KI in der Industrie 4.0: Predictive Maintenance der HS Pforzheim
Welche Konstellationen von Maschinendaten sind für Störungen und Ausfälle einer Anlage typisch? Und wie lassen sich mit diesem Wissen zukünftige Probleme vorhersagen? Fragen, mit denen sich normalerweise Big-Data- und KI Experten im Kontext der vorausschauenden Wartung („Predictive Maintenance“) beschäftigen.

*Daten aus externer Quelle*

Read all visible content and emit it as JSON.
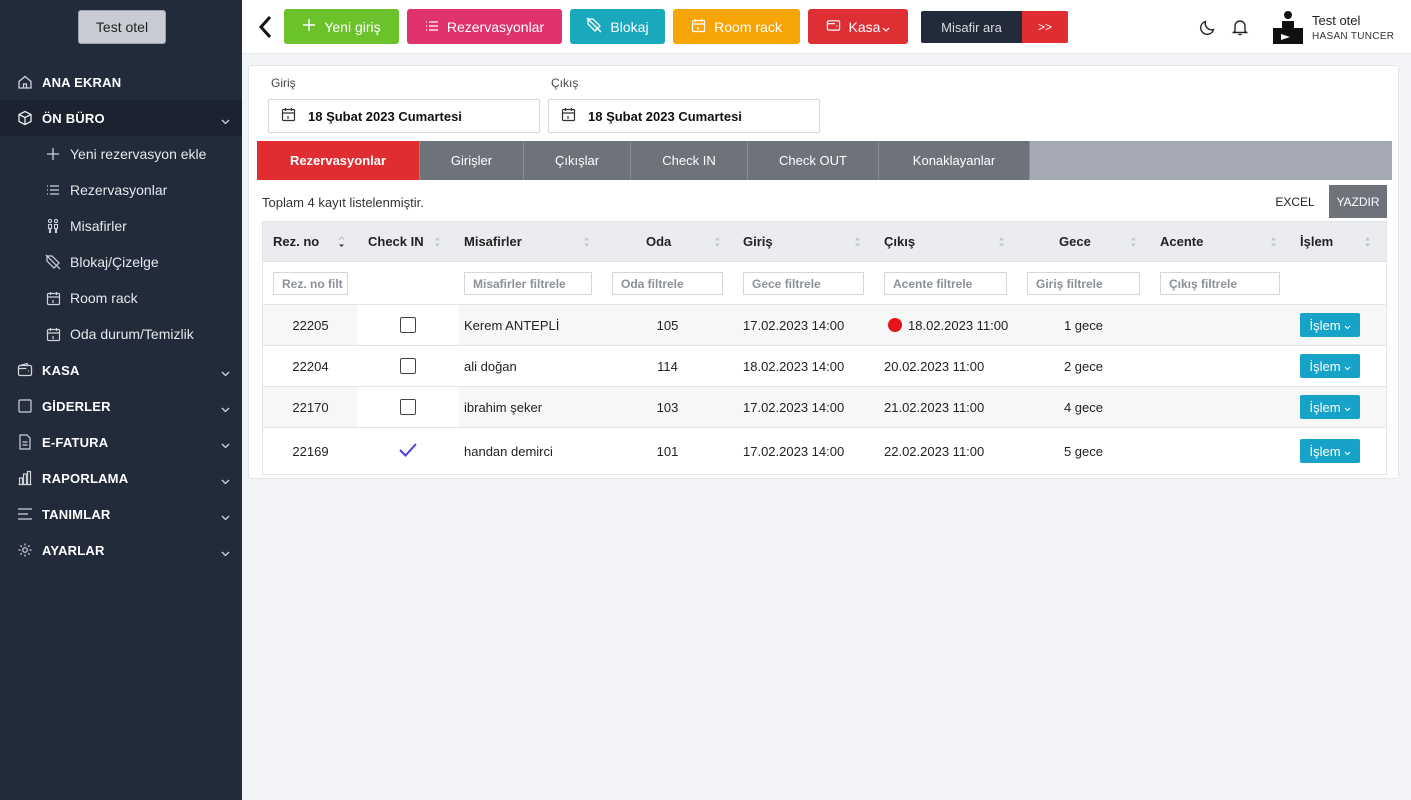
{
  "sidebar": {
    "hotel_button": "Test otel",
    "items": [
      {
        "label": "ANA EKRAN",
        "icon": "home-icon"
      },
      {
        "label": "ÖN BÜRO",
        "icon": "box-icon",
        "expanded": true,
        "children": [
          {
            "label": "Yeni rezervasyon ekle",
            "icon": "plus-icon"
          },
          {
            "label": "Rezervasyonlar",
            "icon": "list-icon"
          },
          {
            "label": "Misafirler",
            "icon": "people-icon"
          },
          {
            "label": "Blokaj/Çizelge",
            "icon": "tag-icon"
          },
          {
            "label": "Room rack",
            "icon": "calendar-icon"
          },
          {
            "label": "Oda durum/Temizlik",
            "icon": "calendar-icon"
          }
        ]
      },
      {
        "label": "KASA",
        "icon": "wallet-icon"
      },
      {
        "label": "GİDERLER",
        "icon": "grid-icon"
      },
      {
        "label": "E-FATURA",
        "icon": "invoice-icon"
      },
      {
        "label": "RAPORLAMA",
        "icon": "bar-chart-icon"
      },
      {
        "label": "TANIMLAR",
        "icon": "menu-lines-icon"
      },
      {
        "label": "AYARLAR",
        "icon": "gear-icon"
      }
    ]
  },
  "topbar": {
    "buttons": [
      {
        "label": "Yeni giriş",
        "color": "#6cc22a",
        "icon": "plus-icon"
      },
      {
        "label": "Rezervasyonlar",
        "color": "#e0326e",
        "icon": "list-icon"
      },
      {
        "label": "Blokaj",
        "color": "#1aa8bd",
        "icon": "tag-icon"
      },
      {
        "label": "Room rack",
        "color": "#f7a406",
        "icon": "calendar-icon"
      },
      {
        "label": "Kasa",
        "color": "#dd2f34",
        "icon": "wallet-icon"
      }
    ],
    "guest_search": "Misafir ara",
    "guest_go": ">>",
    "user_name": "Test otel",
    "user_sub": "HASAN TUNCER"
  },
  "filters": {
    "checkin_label": "Giriş",
    "checkin_value": "18 Şubat 2023 Cumartesi",
    "checkout_label": "Çıkış",
    "checkout_value": "18 Şubat 2023 Cumartesi"
  },
  "tabs": [
    "Rezervasyonlar",
    "Girişler",
    "Çıkışlar",
    "Check IN",
    "Check OUT",
    "Konaklayanlar"
  ],
  "total_text": "Toplam 4 kayıt listelenmiştir.",
  "actions": {
    "excel": "EXCEL",
    "print": "YAZDIR"
  },
  "table": {
    "headers": [
      "Rez. no",
      "Check IN",
      "Misafirler",
      "Oda",
      "Giriş",
      "Çıkış",
      "Gece",
      "Acente",
      "İşlem"
    ],
    "filters": [
      "Rez. no filt",
      "Misafirler filtrele",
      "Oda filtrele",
      "Gece filtrele",
      "Acente filtrele",
      "Giriş filtrele",
      "Çıkış filtrele"
    ],
    "rows": [
      {
        "rez": "22205",
        "checked": false,
        "guest": "Kerem ANTEPLİ",
        "room": "105",
        "in": "17.02.2023 14:00",
        "out": "18.02.2023 11:00",
        "alert": true,
        "nights": "1 gece",
        "agency": "",
        "action": "İşlem"
      },
      {
        "rez": "22204",
        "checked": false,
        "guest": "ali doğan",
        "room": "114",
        "in": "18.02.2023 14:00",
        "out": "20.02.2023 11:00",
        "alert": false,
        "nights": "2 gece",
        "agency": "",
        "action": "İşlem"
      },
      {
        "rez": "22170",
        "checked": false,
        "guest": "ibrahim şeker",
        "room": "103",
        "in": "17.02.2023 14:00",
        "out": "21.02.2023 11:00",
        "alert": false,
        "nights": "4 gece",
        "agency": "",
        "action": "İşlem"
      },
      {
        "rez": "22169",
        "checked": true,
        "guest": "handan demirci",
        "room": "101",
        "in": "17.02.2023 14:00",
        "out": "22.02.2023 11:00",
        "alert": false,
        "nights": "5 gece",
        "agency": "",
        "action": "İşlem"
      }
    ]
  },
  "colors": {
    "sidebar": "#222b3a",
    "accent_red": "#e02d31",
    "action_blue": "#17a2c7"
  }
}
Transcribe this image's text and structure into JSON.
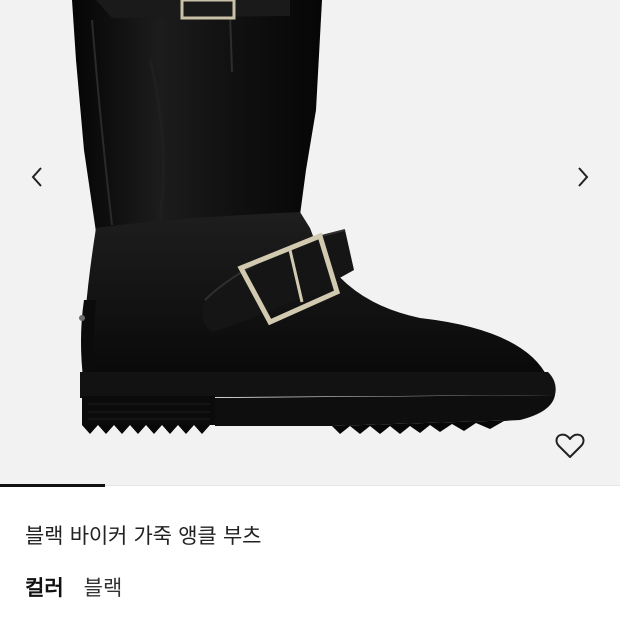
{
  "gallery": {
    "prev_icon": "chevron-left-icon",
    "next_icon": "chevron-right-icon",
    "wishlist_icon": "heart-outline-icon",
    "background": "#f2f2f2",
    "image_alt": "black leather biker boot with silver buckles",
    "slide_progress": 0.17
  },
  "product": {
    "name": "블랙 바이커 가죽 앵클 부츠",
    "color_label": "컬러",
    "color_value": "블랙"
  }
}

Im Rahmen eines Praxisprojekts zur Industrie 4.0 am FutureLAB der Hochschule Pforzheim standen diese Überlegungen im vergangenen Sommersemester auch auf dem Stundenplan einiger Studenten des Bachelor-Studiengangs Wirtschaftsinformatik, Management und IT. In Zusammenarbeit mit dem ERP-Spezialisten Asseco Solutions untersuchten sie die Datensätze eines Asseco-Kunden aus der Aluminiumdruckguss-Branche und identifizierten typische Datenkonstellationen für Maschinenstörungen und Ausschuss. Die Ergebnisse des Data-Science-Projekts wurden Mitte Juli präsentiert und bilden nun die Basis für die Entwicklung eines KI basierten Systems zur präventiven Anomalieerkennung.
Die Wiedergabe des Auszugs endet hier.